4 Histogram of the car manufacturing years

# 0) Load the data fresh so this chunk is self-contained
car_data <- read.csv("used_car_listings.csv", na.strings = c("", "NA", "N/A"))

# Create a SAFE numeric year without overwriting the original column
# strip non-digits (e.g., spaces, text)
# coerce to integer
year_num <- suppressWarnings(
  as.integer(gsub("\\D", "", as.character(car_data$year)))
)

# Attach as a new column 
car_data$year_num <- year_num

# Keep plausible years so outliers don't flatten the histogram
df_years <- subset(car_data, !is.na(year_num) & year_num >= 1990 & year_num <= 2025)


# Plot histogram with annotations
hist(df_years$year_num,
     main = "Manufacturing Years of Used Car Listings",
     xlab = "Year",
     ylab = "Number of Cars",
     col = "lightblue",
     border = "black",
     breaks = 20)

mu <- mean(df_years$year_num)
abline(v = mu, col = "red", lwd = 2)
legend("topleft",
       legend = paste0("Mean Year = ", round(mu, 1)),
       col = "red", lwd = 2, bty = "n")

This histogram shows counts of the year of the cars that are in the data set. I wanted to see how old the cars are that are listed for sale. As you can see, there’s a spike between 2012 through 2020 that are listed for sale.

5 Using T-Test to compare the mean price of Electric Vehicles and Gasoline Vehicles

# Keep only rows with valid price and fuel_type
df <- subset(car_data, !is.na(price) & !is.na(fuel_type))

# Comparing Electric vehicles vs Gasoline Vehicles
df_subset <- subset(df, fuel_type %in% c("Electric", "Petrol"))

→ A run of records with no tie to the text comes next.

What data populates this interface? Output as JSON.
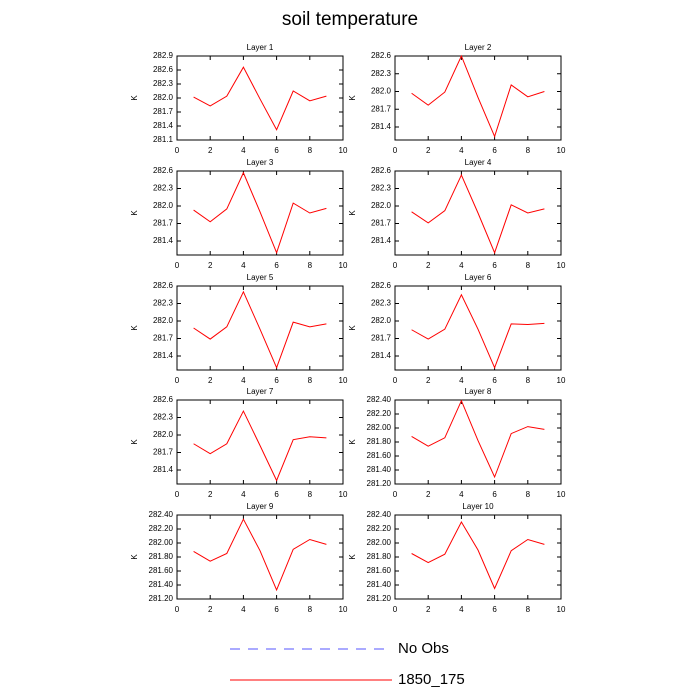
{
  "title": "soil temperature",
  "legend": [
    {
      "name": "No Obs",
      "color": "#5555ff",
      "dashed": true
    },
    {
      "name": "1850_175",
      "color": "#ff0000",
      "dashed": false
    }
  ],
  "chart_data": [
    {
      "type": "line",
      "title": "Layer 1",
      "ylabel": "K",
      "x": [
        1,
        2,
        3,
        4,
        5,
        6,
        7,
        8,
        9
      ],
      "xlim": [
        0,
        10
      ],
      "xticks": [
        0,
        2,
        4,
        6,
        8,
        10
      ],
      "ylim": [
        281.1,
        282.9
      ],
      "yticks": [
        281.1,
        281.4,
        281.7,
        {
          "value": 282,
          "label": "282.0"
        },
        282.3,
        282.6,
        282.9
      ],
      "series": [
        {
          "color": "#ff0000",
          "values": [
            282.02,
            281.83,
            282.04,
            282.66,
            281.98,
            281.32,
            282.15,
            281.94,
            282.04
          ]
        }
      ]
    },
    {
      "type": "line",
      "title": "Layer 2",
      "ylabel": "K",
      "x": [
        1,
        2,
        3,
        4,
        5,
        6,
        7,
        8,
        9
      ],
      "xlim": [
        0,
        10
      ],
      "xticks": [
        0,
        2,
        4,
        6,
        8,
        10
      ],
      "ylim": [
        281.18,
        282.6
      ],
      "yticks": [
        281.4,
        281.7,
        {
          "value": 282,
          "label": "282.0"
        },
        282.3,
        282.6
      ],
      "series": [
        {
          "color": "#ff0000",
          "values": [
            281.97,
            281.77,
            281.99,
            282.6,
            281.9,
            281.24,
            282.11,
            281.91,
            282.0
          ]
        }
      ]
    },
    {
      "type": "line",
      "title": "Layer 3",
      "ylabel": "K",
      "x": [
        1,
        2,
        3,
        4,
        5,
        6,
        7,
        8,
        9
      ],
      "xlim": [
        0,
        10
      ],
      "xticks": [
        0,
        2,
        4,
        6,
        8,
        10
      ],
      "ylim": [
        281.16,
        282.6
      ],
      "yticks": [
        281.4,
        281.7,
        {
          "value": 282,
          "label": "282.0"
        },
        282.3,
        282.6
      ],
      "series": [
        {
          "color": "#ff0000",
          "values": [
            281.93,
            281.73,
            281.95,
            282.57,
            281.9,
            281.2,
            282.05,
            281.88,
            281.96
          ]
        }
      ]
    },
    {
      "type": "line",
      "title": "Layer 4",
      "ylabel": "K",
      "x": [
        1,
        2,
        3,
        4,
        5,
        6,
        7,
        8,
        9
      ],
      "xlim": [
        0,
        10
      ],
      "xticks": [
        0,
        2,
        4,
        6,
        8,
        10
      ],
      "ylim": [
        281.16,
        282.6
      ],
      "yticks": [
        281.4,
        281.7,
        {
          "value": 282,
          "label": "282.0"
        },
        282.3,
        282.6
      ],
      "series": [
        {
          "color": "#ff0000",
          "values": [
            281.9,
            281.71,
            281.92,
            282.53,
            281.88,
            281.2,
            282.02,
            281.88,
            281.95
          ]
        }
      ]
    },
    {
      "type": "line",
      "title": "Layer 5",
      "ylabel": "K",
      "x": [
        1,
        2,
        3,
        4,
        5,
        6,
        7,
        8,
        9
      ],
      "xlim": [
        0,
        10
      ],
      "xticks": [
        0,
        2,
        4,
        6,
        8,
        10
      ],
      "ylim": [
        281.16,
        282.6
      ],
      "yticks": [
        281.4,
        281.7,
        {
          "value": 282,
          "label": "282.0"
        },
        282.3,
        282.6
      ],
      "series": [
        {
          "color": "#ff0000",
          "values": [
            281.88,
            281.69,
            281.9,
            282.5,
            281.86,
            281.2,
            281.98,
            281.9,
            281.95
          ]
        }
      ]
    },
    {
      "type": "line",
      "title": "Layer 6",
      "ylabel": "K",
      "x": [
        1,
        2,
        3,
        4,
        5,
        6,
        7,
        8,
        9
      ],
      "xlim": [
        0,
        10
      ],
      "xticks": [
        0,
        2,
        4,
        6,
        8,
        10
      ],
      "ylim": [
        281.16,
        282.6
      ],
      "yticks": [
        281.4,
        281.7,
        {
          "value": 282,
          "label": "282.0"
        },
        282.3,
        282.6
      ],
      "series": [
        {
          "color": "#ff0000",
          "values": [
            281.85,
            281.69,
            281.86,
            282.45,
            281.86,
            281.2,
            281.95,
            281.94,
            281.96
          ]
        }
      ]
    },
    {
      "type": "line",
      "title": "Layer 7",
      "ylabel": "K",
      "x": [
        1,
        2,
        3,
        4,
        5,
        6,
        7,
        8,
        9
      ],
      "xlim": [
        0,
        10
      ],
      "xticks": [
        0,
        2,
        4,
        6,
        8,
        10
      ],
      "ylim": [
        281.16,
        282.6
      ],
      "yticks": [
        281.4,
        281.7,
        {
          "value": 282,
          "label": "282.0"
        },
        282.3,
        282.6
      ],
      "series": [
        {
          "color": "#ff0000",
          "values": [
            281.85,
            281.68,
            281.85,
            282.41,
            281.82,
            281.22,
            281.92,
            281.97,
            281.95
          ]
        }
      ]
    },
    {
      "type": "line",
      "title": "Layer 8",
      "ylabel": "K",
      "x": [
        1,
        2,
        3,
        4,
        5,
        6,
        7,
        8,
        9
      ],
      "xlim": [
        0,
        10
      ],
      "xticks": [
        0,
        2,
        4,
        6,
        8,
        10
      ],
      "ylim": [
        281.2,
        282.4
      ],
      "yticks": [
        {
          "value": 281.2,
          "label": "281.20"
        },
        {
          "value": 281.4,
          "label": "281.40"
        },
        {
          "value": 281.6,
          "label": "281.60"
        },
        {
          "value": 281.8,
          "label": "281.80"
        },
        {
          "value": 282,
          "label": "282.00"
        },
        {
          "value": 282.2,
          "label": "282.20"
        },
        {
          "value": 282.4,
          "label": "282.40"
        }
      ],
      "series": [
        {
          "color": "#ff0000",
          "values": [
            281.88,
            281.74,
            281.86,
            282.39,
            281.82,
            281.3,
            281.92,
            282.02,
            281.98
          ]
        }
      ]
    },
    {
      "type": "line",
      "title": "Layer 9",
      "ylabel": "K",
      "x": [
        1,
        2,
        3,
        4,
        5,
        6,
        7,
        8,
        9
      ],
      "xlim": [
        0,
        10
      ],
      "xticks": [
        0,
        2,
        4,
        6,
        8,
        10
      ],
      "ylim": [
        281.2,
        282.4
      ],
      "yticks": [
        {
          "value": 281.2,
          "label": "281.20"
        },
        {
          "value": 281.4,
          "label": "281.40"
        },
        {
          "value": 281.6,
          "label": "281.60"
        },
        {
          "value": 281.8,
          "label": "281.80"
        },
        {
          "value": 282,
          "label": "282.00"
        },
        {
          "value": 282.2,
          "label": "282.20"
        },
        {
          "value": 282.4,
          "label": "282.40"
        }
      ],
      "series": [
        {
          "color": "#ff0000",
          "values": [
            281.88,
            281.74,
            281.85,
            282.34,
            281.89,
            281.33,
            281.91,
            282.05,
            281.98
          ]
        }
      ]
    },
    {
      "type": "line",
      "title": "Layer 10",
      "ylabel": "K",
      "x": [
        1,
        2,
        3,
        4,
        5,
        6,
        7,
        8,
        9
      ],
      "xlim": [
        0,
        10
      ],
      "xticks": [
        0,
        2,
        4,
        6,
        8,
        10
      ],
      "ylim": [
        281.2,
        282.4
      ],
      "yticks": [
        {
          "value": 281.2,
          "label": "281.20"
        },
        {
          "value": 281.4,
          "label": "281.40"
        },
        {
          "value": 281.6,
          "label": "281.60"
        },
        {
          "value": 281.8,
          "label": "281.80"
        },
        {
          "value": 282,
          "label": "282.00"
        },
        {
          "value": 282.2,
          "label": "282.20"
        },
        {
          "value": 282.4,
          "label": "282.40"
        }
      ],
      "series": [
        {
          "color": "#ff0000",
          "values": [
            281.85,
            281.72,
            281.84,
            282.3,
            281.9,
            281.35,
            281.89,
            282.05,
            281.98
          ]
        }
      ]
    }
  ]
}
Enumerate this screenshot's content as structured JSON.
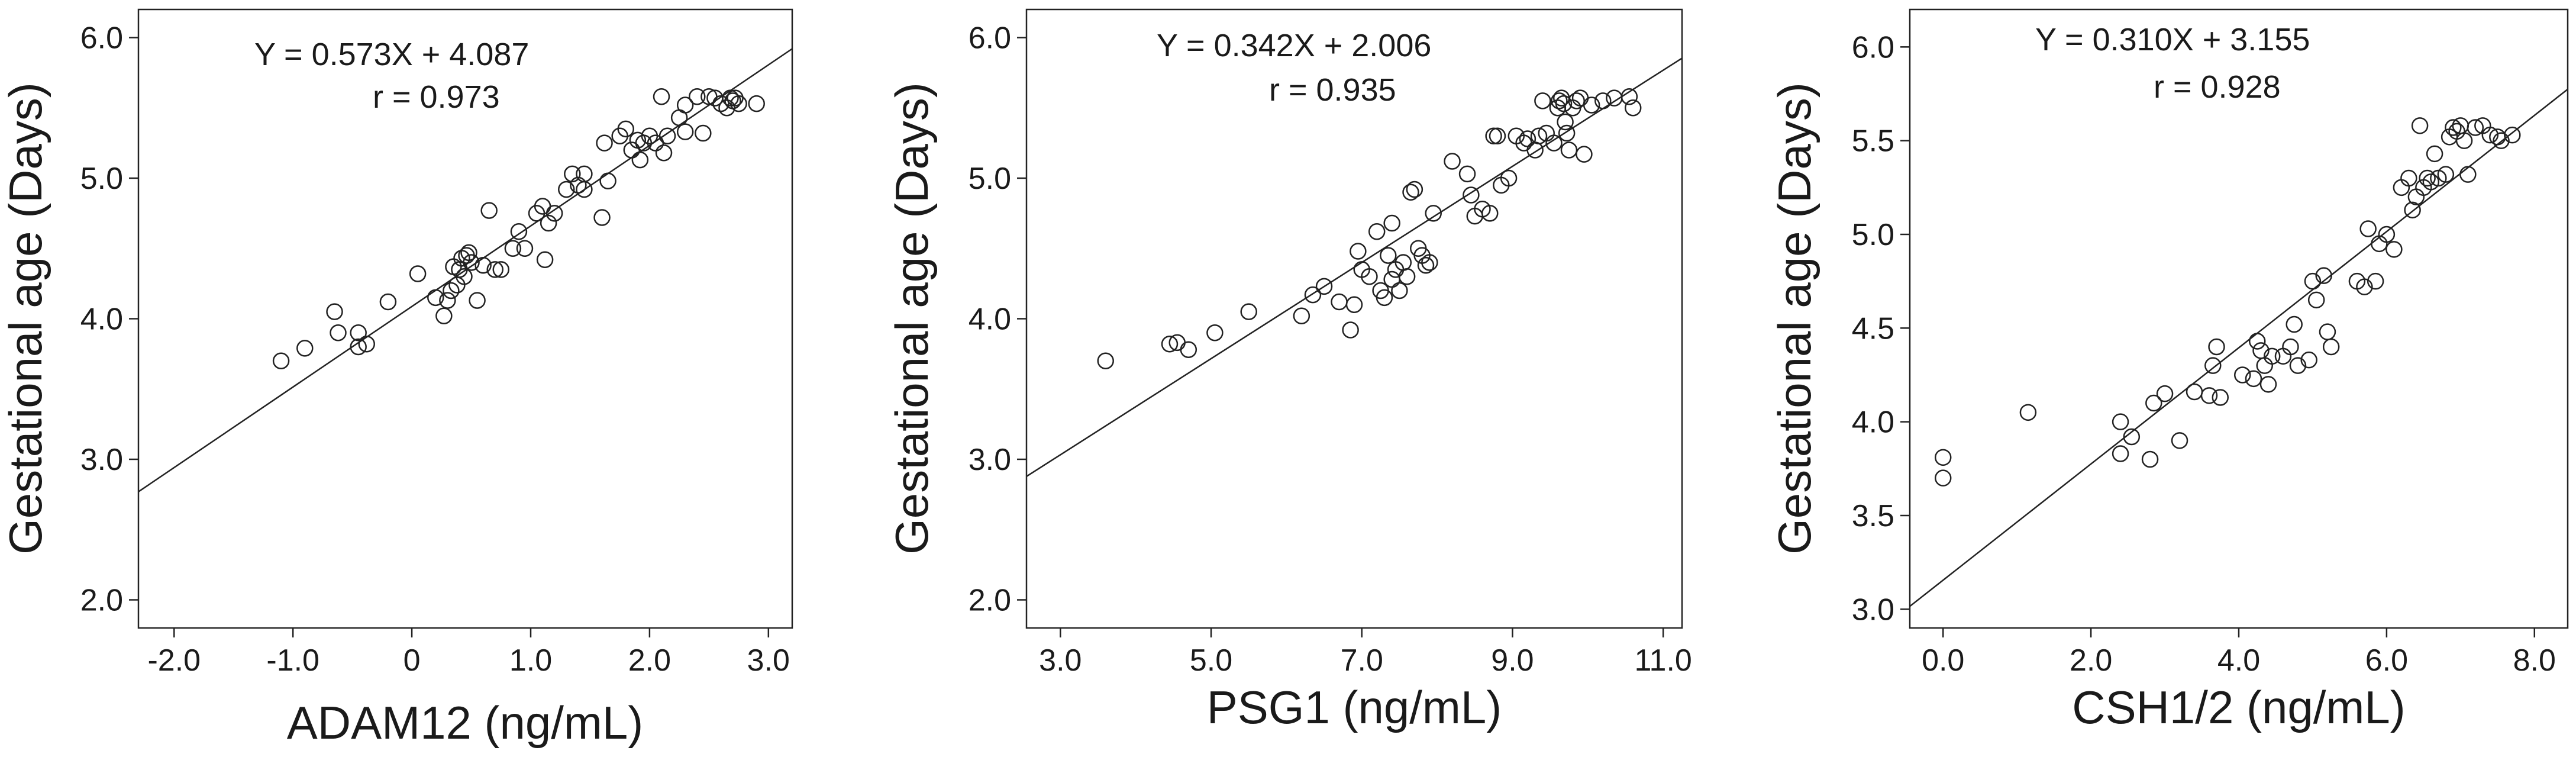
{
  "chart_data": [
    {
      "type": "scatter",
      "xlabel": "ADAM12 (ng/mL)",
      "ylabel": "Gestational age (Days)",
      "xlim": [
        -2.3,
        3.2
      ],
      "ylim": [
        1.8,
        6.2
      ],
      "xticks": [
        -2.0,
        -1.0,
        0,
        1.0,
        2.0,
        3.0
      ],
      "xtick_labels": [
        "-2.0",
        "-1.0",
        "0",
        "1.0",
        "2.0",
        "3.0"
      ],
      "yticks": [
        2.0,
        3.0,
        4.0,
        5.0,
        6.0
      ],
      "ytick_labels": [
        "2.0",
        "3.0",
        "4.0",
        "5.0",
        "6.0"
      ],
      "equation": "Y = 0.573X + 4.087",
      "r_label": "r = 0.973",
      "fit": {
        "slope": 0.573,
        "intercept": 4.087
      },
      "grid": false,
      "points": [
        [
          -1.1,
          3.7
        ],
        [
          -0.9,
          3.79
        ],
        [
          -0.65,
          4.05
        ],
        [
          -0.62,
          3.9
        ],
        [
          -0.45,
          3.9
        ],
        [
          -0.45,
          3.8
        ],
        [
          -0.38,
          3.82
        ],
        [
          -0.2,
          4.12
        ],
        [
          0.05,
          4.32
        ],
        [
          0.2,
          4.15
        ],
        [
          0.27,
          4.02
        ],
        [
          0.3,
          4.13
        ],
        [
          0.33,
          4.2
        ],
        [
          0.35,
          4.37
        ],
        [
          0.38,
          4.24
        ],
        [
          0.4,
          4.35
        ],
        [
          0.42,
          4.43
        ],
        [
          0.44,
          4.3
        ],
        [
          0.46,
          4.45
        ],
        [
          0.48,
          4.47
        ],
        [
          0.5,
          4.4
        ],
        [
          0.55,
          4.13
        ],
        [
          0.6,
          4.38
        ],
        [
          0.65,
          4.77
        ],
        [
          0.7,
          4.35
        ],
        [
          0.75,
          4.35
        ],
        [
          0.85,
          4.5
        ],
        [
          0.9,
          4.62
        ],
        [
          0.95,
          4.5
        ],
        [
          1.05,
          4.75
        ],
        [
          1.1,
          4.8
        ],
        [
          1.12,
          4.42
        ],
        [
          1.15,
          4.68
        ],
        [
          1.2,
          4.75
        ],
        [
          1.3,
          4.92
        ],
        [
          1.35,
          5.03
        ],
        [
          1.4,
          4.95
        ],
        [
          1.45,
          5.03
        ],
        [
          1.45,
          4.92
        ],
        [
          1.6,
          4.72
        ],
        [
          1.62,
          5.25
        ],
        [
          1.65,
          4.98
        ],
        [
          1.75,
          5.3
        ],
        [
          1.8,
          5.35
        ],
        [
          1.85,
          5.2
        ],
        [
          1.9,
          5.27
        ],
        [
          1.92,
          5.13
        ],
        [
          1.95,
          5.25
        ],
        [
          2.0,
          5.3
        ],
        [
          2.05,
          5.25
        ],
        [
          2.1,
          5.58
        ],
        [
          2.12,
          5.18
        ],
        [
          2.15,
          5.3
        ],
        [
          2.25,
          5.43
        ],
        [
          2.3,
          5.33
        ],
        [
          2.3,
          5.52
        ],
        [
          2.4,
          5.58
        ],
        [
          2.45,
          5.32
        ],
        [
          2.5,
          5.58
        ],
        [
          2.55,
          5.57
        ],
        [
          2.6,
          5.53
        ],
        [
          2.65,
          5.5
        ],
        [
          2.68,
          5.57
        ],
        [
          2.7,
          5.55
        ],
        [
          2.72,
          5.57
        ],
        [
          2.75,
          5.53
        ],
        [
          2.9,
          5.53
        ]
      ]
    },
    {
      "type": "scatter",
      "xlabel": "PSG1 (ng/mL)",
      "ylabel": "Gestational age (Days)",
      "xlim": [
        2.55,
        11.25
      ],
      "ylim": [
        1.8,
        6.2
      ],
      "xticks": [
        3.0,
        5.0,
        7.0,
        9.0,
        11.0
      ],
      "xtick_labels": [
        "3.0",
        "5.0",
        "7.0",
        "9.0",
        "11.0"
      ],
      "yticks": [
        2.0,
        3.0,
        4.0,
        5.0,
        6.0
      ],
      "ytick_labels": [
        "2.0",
        "3.0",
        "4.0",
        "5.0",
        "6.0"
      ],
      "equation": "Y = 0.342X + 2.006",
      "r_label": "r = 0.935",
      "fit": {
        "slope": 0.342,
        "intercept": 2.006
      },
      "grid": false,
      "points": [
        [
          3.6,
          3.7
        ],
        [
          4.45,
          3.82
        ],
        [
          4.55,
          3.83
        ],
        [
          4.7,
          3.78
        ],
        [
          5.05,
          3.9
        ],
        [
          5.5,
          4.05
        ],
        [
          6.2,
          4.02
        ],
        [
          6.35,
          4.17
        ],
        [
          6.5,
          4.23
        ],
        [
          6.7,
          4.12
        ],
        [
          6.85,
          3.92
        ],
        [
          6.9,
          4.1
        ],
        [
          6.95,
          4.48
        ],
        [
          7.0,
          4.35
        ],
        [
          7.1,
          4.3
        ],
        [
          7.2,
          4.62
        ],
        [
          7.25,
          4.2
        ],
        [
          7.3,
          4.15
        ],
        [
          7.35,
          4.45
        ],
        [
          7.4,
          4.68
        ],
        [
          7.4,
          4.28
        ],
        [
          7.45,
          4.35
        ],
        [
          7.5,
          4.2
        ],
        [
          7.55,
          4.4
        ],
        [
          7.6,
          4.3
        ],
        [
          7.65,
          4.9
        ],
        [
          7.7,
          4.92
        ],
        [
          7.75,
          4.5
        ],
        [
          7.8,
          4.45
        ],
        [
          7.85,
          4.38
        ],
        [
          7.9,
          4.4
        ],
        [
          7.95,
          4.75
        ],
        [
          8.2,
          5.12
        ],
        [
          8.4,
          5.03
        ],
        [
          8.45,
          4.88
        ],
        [
          8.5,
          4.73
        ],
        [
          8.6,
          4.78
        ],
        [
          8.7,
          4.75
        ],
        [
          8.75,
          5.3
        ],
        [
          8.8,
          5.3
        ],
        [
          8.85,
          4.95
        ],
        [
          8.95,
          5.0
        ],
        [
          9.05,
          5.3
        ],
        [
          9.15,
          5.25
        ],
        [
          9.2,
          5.28
        ],
        [
          9.3,
          5.2
        ],
        [
          9.35,
          5.3
        ],
        [
          9.4,
          5.55
        ],
        [
          9.45,
          5.32
        ],
        [
          9.55,
          5.25
        ],
        [
          9.6,
          5.5
        ],
        [
          9.62,
          5.55
        ],
        [
          9.65,
          5.57
        ],
        [
          9.68,
          5.53
        ],
        [
          9.7,
          5.4
        ],
        [
          9.72,
          5.32
        ],
        [
          9.75,
          5.2
        ],
        [
          9.8,
          5.5
        ],
        [
          9.85,
          5.55
        ],
        [
          9.9,
          5.57
        ],
        [
          9.95,
          5.17
        ],
        [
          10.05,
          5.52
        ],
        [
          10.2,
          5.55
        ],
        [
          10.35,
          5.57
        ],
        [
          10.55,
          5.58
        ],
        [
          10.6,
          5.5
        ]
      ]
    },
    {
      "type": "scatter",
      "xlabel": "CSH1/2 (ng/mL)",
      "ylabel": "Gestational age (Days)",
      "xlim": [
        -0.45,
        8.45
      ],
      "ylim": [
        2.9,
        6.2
      ],
      "xticks": [
        0.0,
        2.0,
        4.0,
        6.0,
        8.0
      ],
      "xtick_labels": [
        "0.0",
        "2.0",
        "4.0",
        "6.0",
        "8.0"
      ],
      "yticks": [
        3.0,
        3.5,
        4.0,
        4.5,
        5.0,
        5.5,
        6.0
      ],
      "ytick_labels": [
        "3.0",
        "3.5",
        "4.0",
        "4.5",
        "5.0",
        "5.5",
        "6.0"
      ],
      "equation": "Y = 0.310X + 3.155",
      "r_label": "r = 0.928",
      "fit": {
        "slope": 0.31,
        "intercept": 3.155
      },
      "grid": false,
      "points": [
        [
          0.0,
          3.81
        ],
        [
          0.0,
          3.7
        ],
        [
          1.15,
          4.05
        ],
        [
          2.4,
          4.0
        ],
        [
          2.4,
          3.83
        ],
        [
          2.55,
          3.92
        ],
        [
          2.8,
          3.8
        ],
        [
          2.85,
          4.1
        ],
        [
          3.0,
          4.15
        ],
        [
          3.2,
          3.9
        ],
        [
          3.4,
          4.16
        ],
        [
          3.6,
          4.14
        ],
        [
          3.65,
          4.3
        ],
        [
          3.7,
          4.4
        ],
        [
          3.75,
          4.13
        ],
        [
          4.05,
          4.25
        ],
        [
          4.2,
          4.23
        ],
        [
          4.25,
          4.43
        ],
        [
          4.3,
          4.38
        ],
        [
          4.35,
          4.3
        ],
        [
          4.4,
          4.2
        ],
        [
          4.45,
          4.35
        ],
        [
          4.6,
          4.35
        ],
        [
          4.7,
          4.4
        ],
        [
          4.75,
          4.52
        ],
        [
          4.8,
          4.3
        ],
        [
          4.95,
          4.33
        ],
        [
          5.0,
          4.75
        ],
        [
          5.05,
          4.65
        ],
        [
          5.15,
          4.78
        ],
        [
          5.2,
          4.48
        ],
        [
          5.25,
          4.4
        ],
        [
          5.6,
          4.75
        ],
        [
          5.7,
          4.72
        ],
        [
          5.75,
          5.03
        ],
        [
          5.85,
          4.75
        ],
        [
          5.9,
          4.95
        ],
        [
          6.0,
          5.0
        ],
        [
          6.1,
          4.92
        ],
        [
          6.2,
          5.25
        ],
        [
          6.3,
          5.3
        ],
        [
          6.35,
          5.13
        ],
        [
          6.4,
          5.2
        ],
        [
          6.45,
          5.58
        ],
        [
          6.5,
          5.25
        ],
        [
          6.55,
          5.3
        ],
        [
          6.6,
          5.28
        ],
        [
          6.65,
          5.43
        ],
        [
          6.7,
          5.3
        ],
        [
          6.8,
          5.32
        ],
        [
          6.85,
          5.52
        ],
        [
          6.9,
          5.57
        ],
        [
          6.95,
          5.55
        ],
        [
          7.0,
          5.58
        ],
        [
          7.05,
          5.5
        ],
        [
          7.1,
          5.32
        ],
        [
          7.2,
          5.57
        ],
        [
          7.3,
          5.58
        ],
        [
          7.4,
          5.53
        ],
        [
          7.5,
          5.52
        ],
        [
          7.55,
          5.5
        ],
        [
          7.7,
          5.53
        ]
      ]
    }
  ]
}
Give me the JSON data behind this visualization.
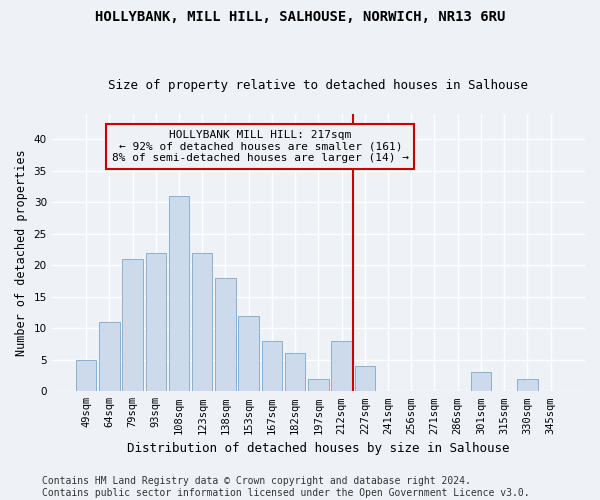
{
  "title": "HOLLYBANK, MILL HILL, SALHOUSE, NORWICH, NR13 6RU",
  "subtitle": "Size of property relative to detached houses in Salhouse",
  "xlabel": "Distribution of detached houses by size in Salhouse",
  "ylabel": "Number of detached properties",
  "footer_line1": "Contains HM Land Registry data © Crown copyright and database right 2024.",
  "footer_line2": "Contains public sector information licensed under the Open Government Licence v3.0.",
  "bar_labels": [
    "49sqm",
    "64sqm",
    "79sqm",
    "93sqm",
    "108sqm",
    "123sqm",
    "138sqm",
    "153sqm",
    "167sqm",
    "182sqm",
    "197sqm",
    "212sqm",
    "227sqm",
    "241sqm",
    "256sqm",
    "271sqm",
    "286sqm",
    "301sqm",
    "315sqm",
    "330sqm",
    "345sqm"
  ],
  "bar_values": [
    5,
    11,
    21,
    22,
    31,
    22,
    18,
    12,
    8,
    6,
    2,
    8,
    4,
    0,
    0,
    0,
    0,
    3,
    0,
    2,
    0
  ],
  "bar_color": "#ccdaeb",
  "bar_edgecolor": "#8ab0d0",
  "annotation_line1": "HOLLYBANK MILL HILL: 217sqm",
  "annotation_line2": "← 92% of detached houses are smaller (161)",
  "annotation_line3": "8% of semi-detached houses are larger (14) →",
  "vline_x": 11.5,
  "vline_color": "#cc0000",
  "annotation_box_edgecolor": "#cc0000",
  "background_color": "#eef2f7",
  "grid_color": "#ffffff",
  "ylim": [
    0,
    44
  ],
  "yticks": [
    0,
    5,
    10,
    15,
    20,
    25,
    30,
    35,
    40
  ],
  "title_fontsize": 10,
  "subtitle_fontsize": 9,
  "annotation_fontsize": 8,
  "xlabel_fontsize": 9,
  "ylabel_fontsize": 8.5,
  "footer_fontsize": 7,
  "tick_fontsize": 7.5
}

t_test_result <- t.test(price ~ fuel_type, data = df_subset)

print(t_test_result)
## 
##  Welch Two Sample t-test
## 
## data:  price by fuel_type
## t = 1.9388, df = 307.81, p-value = 0.05343
## alternative hypothesis: true difference in means between group Electric and group Petrol is not equal to 0
## 95 percent confidence interval:
##   -24.51501 3317.97765
## sample estimates:
## mean in group Electric   mean in group Petrol 
##              11092.556               9445.824

Plotting the t-test results

# install.packages("dplyr") if not installed
library(dplyr)

# Compute means & standard errors
summary_stats <- df_subset %>%
  group_by(fuel_type) %>%
  summarise(mean_price = mean(price, na.rm = TRUE),
            se = sd(price, na.rm = TRUE)/sqrt(n()))

ggplot(summary_stats, aes(x = fuel_type, y = mean_price, fill = fuel_type)) +
  geom_bar(stat = "identity", alpha = 0.7) +
  geom_errorbar(aes(ymin = mean_price - se, ymax = mean_price + se),
                width = 0.2, colour = "black") +
  labs(title = "Average Price with Error Bars",
       x = "Fuel Type", y = "Mean Price (USD)") +
  scale_fill_manual(values = c("Electric" = "blue", "Petrol" = "green")) +
  theme_minimal()

With this I wanted to see the average prices of Electric vehicles and gas vehicles to see which one holds their value better. I would say that electric vehicles has a better value because they are fairly new and there’s not much electric vehicles compared to regular gas vehicles.

In my conclusion, the biggest determining factor of a car’s value is the mileage of the car. Another hypothesis I had was whether the type of vehicle (gas, electric, hybrid, diesel, etc) but I was looking if electric cars can hold their value like gasoline cars. It seems like the average price of electric cars are more than gasoline but I also realized that there’s isn’t that many used electric vehicle for sale so I can’t find a true answer for that.